Our FAST (Funnel-adapted sensing tube) is a multi-chambered device that simplifies genotype-specific diagnostics. The platform can be adapted to multiple pathogens for instrument-free electricity-free diagnostics.
Assays under development seek to fill gaps in the identification of:
- HPV (human papiloma virus)
- Malaria
- Leishmania
- Other pathogens
BMI is actively seeking collaborators for the advanced development of the above diagnostics, the development of diagnostics for additional pathogens, for supplying blinded samples of known status, and for performing beta-testing of the diagnostics.
Details on the FAST device have been published in Lab on a Chip (Bao, et al., 2022)
https://pubmed.ncbi.nlm.nih.gov/36111877/, and are summarized below.
TITLE: Computer vision enabled funnel adapted sensing tube (FAST) for power-free and pipette-free nucleic acid detection
Published 14 September 2022 by the Royal Society of Chemistry in Lab on a Chip 22, 4849-4859. https://doi.org/10.1039/D2LC00586G
1 Shuhuan Zhang1, Chad ten Pas1, Stephen J. Dollery2, Ruth V. Bushnell2, F. N. U. Yuqing1, Rui Liu1, Guoyu Lu3, Gregory J. Tobin2 and Ke Du1
Department of Chemical and Environmental Engineering, University of California, Riverside, CA, 92521, USA.
Biological Mimetics, Inc., 124 Byte Drive, Frederick, MD 21702, USA
Department of Electrical and Computer Engineering, University of Georgia, Athens, GA 30602, USA
Abstract
A simple, portable, and low-cost microfluidic system-funnel adapted sensing tube (FAST) is developed as an integrated, power-free, and pipette-free biosensor for viral nucleic acids. This FAST chip consists of four reaction chambers separated by carbon fiber rods, and the reagents in each chamber are transferred and mixed by manually removing the rods. Rather than using electrical heaters, only a hand warmer pouch is used for an isothermal recombinase polymerase amplification (RPA) and CRISPR-Cas12a reaction. The signal produced by the RPA-CRISPR reaction is observed by the naked eye using an inexpensive flashlight as a light source. The FAST chip is fabricated using water-soluble polyvinyl alcohol (PVA) as a sacrificial core, which is simple and environmentally friendly. Using a SARS-CoV-2 fragment as a target, a ∼10 fM (6 × 103 copies per μL) detection limit is achieved.
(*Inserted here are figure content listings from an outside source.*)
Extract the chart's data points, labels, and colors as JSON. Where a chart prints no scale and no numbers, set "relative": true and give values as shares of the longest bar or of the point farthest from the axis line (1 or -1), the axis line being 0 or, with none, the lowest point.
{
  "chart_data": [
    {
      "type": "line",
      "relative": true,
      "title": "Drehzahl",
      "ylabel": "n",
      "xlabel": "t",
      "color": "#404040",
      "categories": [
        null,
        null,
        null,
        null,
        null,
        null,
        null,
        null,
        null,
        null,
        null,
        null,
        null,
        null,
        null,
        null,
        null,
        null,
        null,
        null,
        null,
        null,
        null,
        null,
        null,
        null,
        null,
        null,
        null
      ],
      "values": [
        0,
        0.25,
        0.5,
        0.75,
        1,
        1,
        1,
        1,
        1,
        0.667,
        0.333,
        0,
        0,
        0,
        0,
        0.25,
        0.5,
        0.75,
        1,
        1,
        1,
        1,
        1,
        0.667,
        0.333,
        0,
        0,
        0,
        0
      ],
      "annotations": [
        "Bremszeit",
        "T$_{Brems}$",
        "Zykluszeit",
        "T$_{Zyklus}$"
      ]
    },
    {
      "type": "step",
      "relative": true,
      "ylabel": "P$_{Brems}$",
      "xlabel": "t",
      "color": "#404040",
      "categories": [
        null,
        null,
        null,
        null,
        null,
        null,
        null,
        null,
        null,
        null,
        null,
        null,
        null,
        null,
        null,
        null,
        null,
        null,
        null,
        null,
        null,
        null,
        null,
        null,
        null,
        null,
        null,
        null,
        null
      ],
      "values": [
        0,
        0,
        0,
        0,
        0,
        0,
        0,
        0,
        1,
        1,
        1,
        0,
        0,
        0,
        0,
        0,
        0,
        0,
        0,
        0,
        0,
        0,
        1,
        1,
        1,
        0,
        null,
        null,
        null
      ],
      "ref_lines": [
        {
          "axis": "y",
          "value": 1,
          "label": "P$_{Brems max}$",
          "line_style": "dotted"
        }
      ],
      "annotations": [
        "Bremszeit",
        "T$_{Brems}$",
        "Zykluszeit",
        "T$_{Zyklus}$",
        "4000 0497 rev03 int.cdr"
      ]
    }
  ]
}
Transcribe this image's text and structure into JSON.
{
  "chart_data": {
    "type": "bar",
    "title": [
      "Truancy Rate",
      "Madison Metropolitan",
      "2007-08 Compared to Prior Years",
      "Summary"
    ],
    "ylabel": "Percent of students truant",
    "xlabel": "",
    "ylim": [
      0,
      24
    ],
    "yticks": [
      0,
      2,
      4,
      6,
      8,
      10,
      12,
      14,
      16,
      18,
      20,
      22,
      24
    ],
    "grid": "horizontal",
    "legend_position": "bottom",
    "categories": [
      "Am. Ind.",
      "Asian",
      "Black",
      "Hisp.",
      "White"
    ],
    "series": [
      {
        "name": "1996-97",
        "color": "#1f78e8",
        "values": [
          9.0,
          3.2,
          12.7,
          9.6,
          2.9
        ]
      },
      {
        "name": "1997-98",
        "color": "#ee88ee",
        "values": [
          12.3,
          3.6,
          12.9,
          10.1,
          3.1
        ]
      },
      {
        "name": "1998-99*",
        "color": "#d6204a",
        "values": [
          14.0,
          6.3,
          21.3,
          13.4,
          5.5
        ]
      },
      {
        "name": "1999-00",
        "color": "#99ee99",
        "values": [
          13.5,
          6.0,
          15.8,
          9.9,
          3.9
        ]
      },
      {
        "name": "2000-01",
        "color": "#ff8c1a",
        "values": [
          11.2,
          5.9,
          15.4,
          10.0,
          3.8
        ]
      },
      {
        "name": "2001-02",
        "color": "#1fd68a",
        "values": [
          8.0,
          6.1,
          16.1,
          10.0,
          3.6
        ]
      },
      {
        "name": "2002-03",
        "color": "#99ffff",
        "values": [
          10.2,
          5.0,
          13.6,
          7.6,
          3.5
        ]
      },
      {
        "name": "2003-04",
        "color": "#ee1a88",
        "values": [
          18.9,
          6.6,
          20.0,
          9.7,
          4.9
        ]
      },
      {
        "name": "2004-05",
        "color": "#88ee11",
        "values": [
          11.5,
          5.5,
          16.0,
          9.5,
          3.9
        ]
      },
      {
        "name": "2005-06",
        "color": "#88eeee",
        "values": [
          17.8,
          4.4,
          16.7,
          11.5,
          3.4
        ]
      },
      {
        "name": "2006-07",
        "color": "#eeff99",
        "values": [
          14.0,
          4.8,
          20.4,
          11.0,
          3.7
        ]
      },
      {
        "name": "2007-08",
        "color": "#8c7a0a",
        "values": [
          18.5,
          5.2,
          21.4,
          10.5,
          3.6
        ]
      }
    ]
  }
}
To generalize standard optical readout for individuals without training, a linear kernel algorithm is created, showing an accuracy of ∼100% for identifying both positive and negative samples in FAST. This power-free, pipette-free, disposable, and simple device will be a promising tool for nucleic acid diagnostics in either clinics or low-resource settings.
Summary of How it Works:
Multi-chambered FAST chip is produced. This version has four chambers with simple black valves that control the flow of liquid from one chamber to the next.
The sample is introduced into the top chamber which contains a disruption buffer that releases the nucleic acid.
In the first enzymatic process, the polymerase chain reaction is used to amplify trace quantities of target DNA. In 10 minutes, 10 copies can be amplified to 1 microgram which reduces concerns regarding assay sensitivity.
In the second enzymatic process, a CRISPR-Cas12a molecule which has been loaded with a guide sequence (crRNA) specific for the target contacts the target molecule. In this example, we are using SARS-CoV2 cDNA. Once the crRNA senses the target, the Cas12a DNAse activity is triggered. Reporter molecules are degraded which separates a fluorophore from its tethered quench molecule. The far right panel depicts the green light released by the digested reporter.
Below, a diagram of the flow of sample through the multi-chambered FAST device 
Below, a demonstration of sensitivity of the CRISPR-Cas12a reaction showing detection of 1.femptomolar sample of SARS-CoV2 DNA in a 30 microliter reaction.
The detection process is sequence-specific. In this case, only the SARS-CoV-2 cDNA was detected.